LEGO Assassins's Creed

Neben dem Klötzchenbauen bieten die verschiedenen Rollen noch immer die meiste Abwechslung. Durch die Kostüme erhält Chase verschiedene Fähigkeiten. Wie erwähnt kann er als Polizist Spuren Suchen oder eine Enterkanone nutzen, während er als Einbrecher Türen und Tresore knacken kann, als Bergarbeiter Sprengstoff platzieren kann, und so weiter und so fort.
Während man öfters kleinere Gegenstände auf Knopfdruck aus herumliegenden Einzelteilen zusammensetzen kann, muss man für einiger größere Bauten auch erst fleißig Steine sammeln, oder man ergattert einige der gut versteckten Super-Steine. Auch hier gibt es also, wie auf der WiiU, einiges zu suchen, bis man dann auch alle Super-Bauten geschafft hat. Zur Belohnung schalten diese eine neue Fahrzeugstation, oder neue Story-Abschnitte frei.

Alt: Uhren mit beleuchtetem Ziffernblatt!

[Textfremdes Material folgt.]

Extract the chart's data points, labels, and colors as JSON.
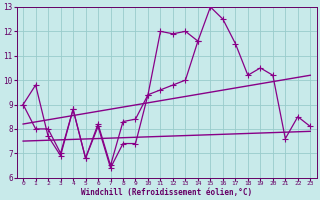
{
  "x": [
    0,
    1,
    2,
    3,
    4,
    5,
    6,
    7,
    8,
    9,
    10,
    11,
    12,
    13,
    14,
    15,
    16,
    17,
    18,
    19,
    20,
    21,
    22,
    23
  ],
  "line1": [
    9.0,
    9.8,
    7.7,
    6.9,
    8.8,
    6.8,
    8.1,
    6.4,
    7.4,
    7.4,
    9.4,
    12.0,
    11.9,
    12.0,
    11.6,
    13.0,
    12.5,
    11.5,
    10.2,
    10.5,
    10.2,
    7.6,
    8.5,
    8.1
  ],
  "line2": [
    9.0,
    8.0,
    8.0,
    7.0,
    8.8,
    6.8,
    8.2,
    6.5,
    8.3,
    8.4,
    9.4,
    9.6,
    9.8,
    10.0,
    11.6,
    null,
    null,
    null,
    null,
    null,
    null,
    null,
    null,
    null
  ],
  "trend1_x": [
    0,
    23
  ],
  "trend1_y": [
    8.2,
    10.2
  ],
  "trend2_x": [
    0,
    23
  ],
  "trend2_y": [
    7.5,
    7.9
  ],
  "xlim": [
    -0.5,
    23.5
  ],
  "ylim": [
    6,
    13
  ],
  "yticks": [
    6,
    7,
    8,
    9,
    10,
    11,
    12,
    13
  ],
  "xticks": [
    0,
    1,
    2,
    3,
    4,
    5,
    6,
    7,
    8,
    9,
    10,
    11,
    12,
    13,
    14,
    15,
    16,
    17,
    18,
    19,
    20,
    21,
    22,
    23
  ],
  "xlabel": "Windchill (Refroidissement éolien,°C)",
  "line_color": "#880088",
  "bg_color": "#c8eaea",
  "grid_color": "#99cccc",
  "text_color": "#660066",
  "marker": "+",
  "markersize": 4,
  "linewidth": 0.9
}
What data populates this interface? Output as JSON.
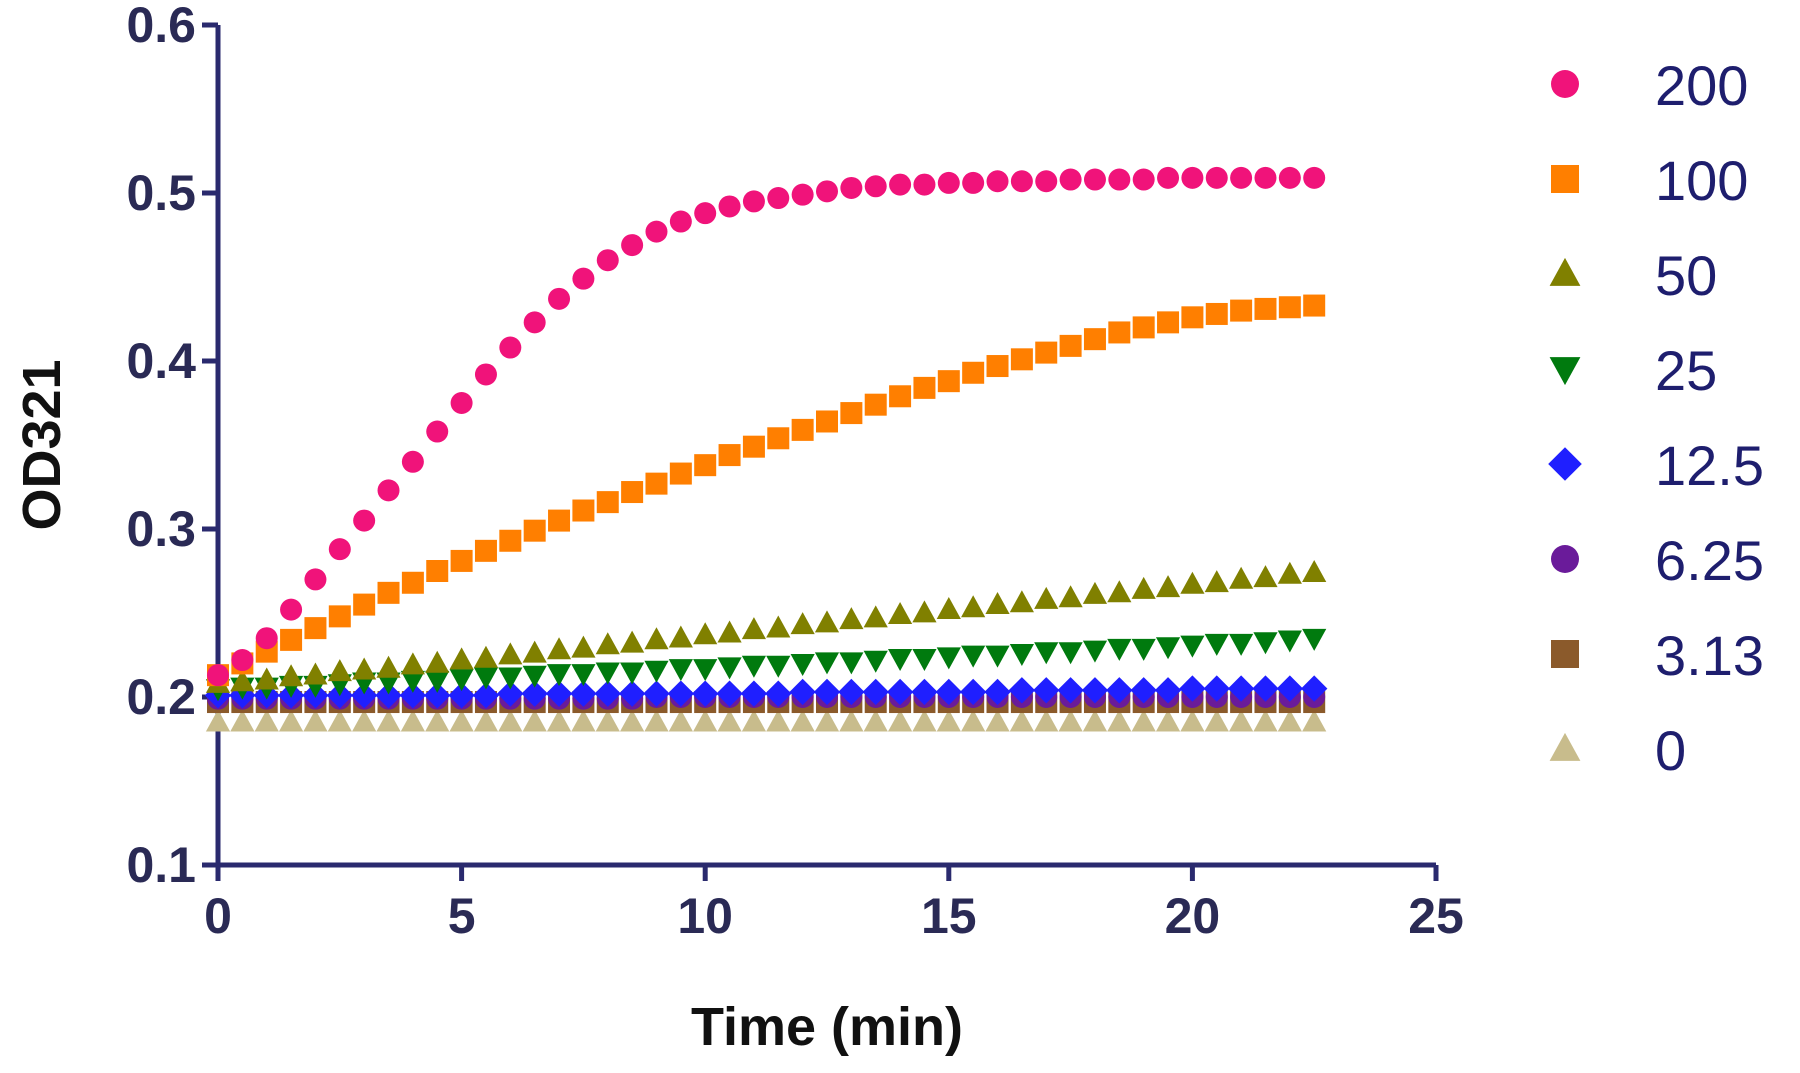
{
  "chart_data": {
    "type": "scatter",
    "xlabel": "Time (min)",
    "ylabel": "OD321",
    "xlim": [
      0,
      25
    ],
    "ylim": [
      0.1,
      0.6
    ],
    "x_ticks": [
      0,
      5,
      10,
      15,
      20,
      25
    ],
    "y_ticks": [
      0.1,
      0.2,
      0.3,
      0.4,
      0.5,
      0.6
    ],
    "x_tick_labels": [
      "0",
      "5",
      "10",
      "15",
      "20",
      "25"
    ],
    "y_tick_labels": [
      "0.1",
      "0.2",
      "0.3",
      "0.4",
      "0.5",
      "0.6"
    ],
    "grid": false,
    "legend_position": "right",
    "x": [
      0,
      0.5,
      1,
      1.5,
      2,
      2.5,
      3,
      3.5,
      4,
      4.5,
      5,
      5.5,
      6,
      6.5,
      7,
      7.5,
      8,
      8.5,
      9,
      9.5,
      10,
      10.5,
      11,
      11.5,
      12,
      12.5,
      13,
      13.5,
      14,
      14.5,
      15,
      15.5,
      16,
      16.5,
      17,
      17.5,
      18,
      18.5,
      19,
      19.5,
      20,
      20.5,
      21,
      21.5,
      22,
      22.5
    ],
    "series": [
      {
        "name": "200",
        "marker": "circle",
        "color": "#f0137a",
        "values": [
          0.213,
          0.222,
          0.235,
          0.252,
          0.27,
          0.288,
          0.305,
          0.323,
          0.34,
          0.358,
          0.375,
          0.392,
          0.408,
          0.423,
          0.437,
          0.449,
          0.46,
          0.469,
          0.477,
          0.483,
          0.488,
          0.492,
          0.495,
          0.497,
          0.499,
          0.501,
          0.503,
          0.504,
          0.505,
          0.505,
          0.506,
          0.506,
          0.507,
          0.507,
          0.507,
          0.508,
          0.508,
          0.508,
          0.508,
          0.509,
          0.509,
          0.509,
          0.509,
          0.509,
          0.509,
          0.509
        ]
      },
      {
        "name": "100",
        "marker": "square",
        "color": "#ff7f00",
        "values": [
          0.213,
          0.22,
          0.227,
          0.234,
          0.241,
          0.248,
          0.255,
          0.262,
          0.268,
          0.275,
          0.281,
          0.287,
          0.293,
          0.299,
          0.305,
          0.311,
          0.316,
          0.322,
          0.327,
          0.333,
          0.338,
          0.344,
          0.349,
          0.354,
          0.359,
          0.364,
          0.369,
          0.374,
          0.379,
          0.384,
          0.388,
          0.393,
          0.397,
          0.401,
          0.405,
          0.409,
          0.413,
          0.417,
          0.42,
          0.423,
          0.426,
          0.428,
          0.43,
          0.431,
          0.432,
          0.433
        ]
      },
      {
        "name": "50",
        "marker": "triangle-up",
        "color": "#808000",
        "values": [
          0.208,
          0.209,
          0.21,
          0.212,
          0.213,
          0.215,
          0.216,
          0.217,
          0.219,
          0.22,
          0.222,
          0.223,
          0.225,
          0.226,
          0.228,
          0.229,
          0.231,
          0.232,
          0.234,
          0.235,
          0.237,
          0.238,
          0.24,
          0.241,
          0.243,
          0.244,
          0.246,
          0.247,
          0.249,
          0.25,
          0.252,
          0.253,
          0.255,
          0.256,
          0.258,
          0.259,
          0.261,
          0.262,
          0.264,
          0.265,
          0.267,
          0.268,
          0.27,
          0.271,
          0.273,
          0.274
        ]
      },
      {
        "name": "25",
        "marker": "triangle-down",
        "color": "#007a0e",
        "values": [
          0.205,
          0.206,
          0.206,
          0.207,
          0.207,
          0.208,
          0.209,
          0.209,
          0.21,
          0.21,
          0.211,
          0.212,
          0.212,
          0.213,
          0.214,
          0.214,
          0.215,
          0.215,
          0.216,
          0.217,
          0.217,
          0.218,
          0.219,
          0.219,
          0.22,
          0.221,
          0.221,
          0.222,
          0.223,
          0.223,
          0.224,
          0.225,
          0.225,
          0.226,
          0.227,
          0.227,
          0.228,
          0.229,
          0.229,
          0.23,
          0.231,
          0.232,
          0.232,
          0.233,
          0.234,
          0.235
        ]
      },
      {
        "name": "12.5",
        "marker": "diamond",
        "color": "#1f1fff",
        "values": [
          0.201,
          0.201,
          0.201,
          0.201,
          0.201,
          0.201,
          0.201,
          0.201,
          0.201,
          0.201,
          0.201,
          0.201,
          0.202,
          0.202,
          0.202,
          0.202,
          0.202,
          0.202,
          0.202,
          0.202,
          0.202,
          0.202,
          0.202,
          0.202,
          0.203,
          0.203,
          0.203,
          0.203,
          0.203,
          0.203,
          0.203,
          0.203,
          0.203,
          0.204,
          0.204,
          0.204,
          0.204,
          0.204,
          0.204,
          0.204,
          0.205,
          0.205,
          0.205,
          0.205,
          0.205,
          0.205
        ]
      },
      {
        "name": "6.25",
        "marker": "circle",
        "color": "#6a1b9a",
        "values": [
          0.199,
          0.199,
          0.199,
          0.199,
          0.199,
          0.199,
          0.199,
          0.199,
          0.199,
          0.199,
          0.199,
          0.199,
          0.199,
          0.199,
          0.199,
          0.199,
          0.199,
          0.199,
          0.2,
          0.2,
          0.2,
          0.2,
          0.2,
          0.2,
          0.2,
          0.2,
          0.2,
          0.2,
          0.2,
          0.2,
          0.2,
          0.2,
          0.2,
          0.2,
          0.2,
          0.2,
          0.2,
          0.2,
          0.2,
          0.2,
          0.2,
          0.2,
          0.2,
          0.2,
          0.2,
          0.2
        ]
      },
      {
        "name": "3.13",
        "marker": "square",
        "color": "#8b5a2b",
        "values": [
          0.197,
          0.197,
          0.197,
          0.197,
          0.197,
          0.197,
          0.197,
          0.197,
          0.197,
          0.197,
          0.197,
          0.197,
          0.197,
          0.197,
          0.197,
          0.197,
          0.197,
          0.197,
          0.197,
          0.197,
          0.197,
          0.197,
          0.197,
          0.197,
          0.197,
          0.197,
          0.197,
          0.197,
          0.197,
          0.197,
          0.197,
          0.197,
          0.197,
          0.197,
          0.197,
          0.197,
          0.197,
          0.197,
          0.197,
          0.197,
          0.197,
          0.197,
          0.197,
          0.197,
          0.197,
          0.197
        ]
      },
      {
        "name": "0",
        "marker": "triangle-up",
        "color": "#c8bc8c",
        "values": [
          0.185,
          0.185,
          0.185,
          0.185,
          0.185,
          0.185,
          0.185,
          0.185,
          0.185,
          0.185,
          0.185,
          0.185,
          0.185,
          0.185,
          0.185,
          0.185,
          0.185,
          0.185,
          0.185,
          0.185,
          0.185,
          0.185,
          0.185,
          0.185,
          0.185,
          0.185,
          0.185,
          0.185,
          0.185,
          0.185,
          0.185,
          0.185,
          0.185,
          0.185,
          0.185,
          0.185,
          0.185,
          0.185,
          0.185,
          0.185,
          0.185,
          0.185,
          0.185,
          0.185,
          0.185,
          0.185
        ]
      }
    ]
  }
}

Also keine echten Unterschiede zum großen Bruder?
Jein. Im Grunde ist alles gleich. Doch kleine Detailänderungen machen sich auf Dauer bemerkbar. Die Missionen sind oft kurzweiliger bzw. haben mehr Speicherpunkte, so dass auch eine kleine Partie zwischendurch kein Problem ist. Der Umfang der Stadt ist identisch und bis auf minimale storybedingte Änderungen, steht auch so ziemlich alles da, wo wir es schon auf der WiiU entdeckt haben. Traurigerweise wurden auch die relativ langen Ladezeiten übernommen, auch wenn diese nicht ganz so oft auftreten wie bei der WiiU. Aufgrund des begrenzten Platz auf der Cartridge sind auch nicht alle Dialoge vertont, sondern nur die wichtigsten. Ebenso ist die Zahl der Zwischensequenzen geringer, doch sind diese letzten Punkte für einen Handheld-Titel kein echter Nachteil.


Review
 | Kleiner Steinchenmann ganz groß!

Selten hat mir ein Handheld-Ableger so viel Spaß gemacht, obwohl im Vergleich zur großen Konsole so gut wie nichts am Gameplay geändert wurde. Erstaunlicherweise stören mich technische Mängel wie die Ladezeiten sogar weniger, da ich im Gegenzug immer wieder einfach mal eine schnelle Runde durch LEGO City drehen kann. Obwohl die Stadt schon bekannt ist, hat man noch immer Spaß am Erkunden und vor allem auf der Suche nach allen Supersteinen, denn man will ja die Superbauten abschließen. Und natürlich sind auch einige Bereiche aus den Anfangsmissionen erst mit späteren Kostümen betretbar. Einer der ganz wenigen Fälle, in denen man selbst Backtracking genießt. Das Sahnehäubchen ist am Ende der gelungene Humor der Reihe, welcher auch ältere Semester viel zu oft zu einer weiteren kleinen Partie verleitet. Nur noch das nächste Kostüm freischalten, nur nochmal zurück ins Gefängnis um letzte Geheimnisse zu entdecken...
Für den ganz großen Wurf fehlt's dann aber doch noch an dem einen Extra, das das Spiel zu etwas einmaligem macht. So bleiben vier hübsche goldene Klötzchensterne.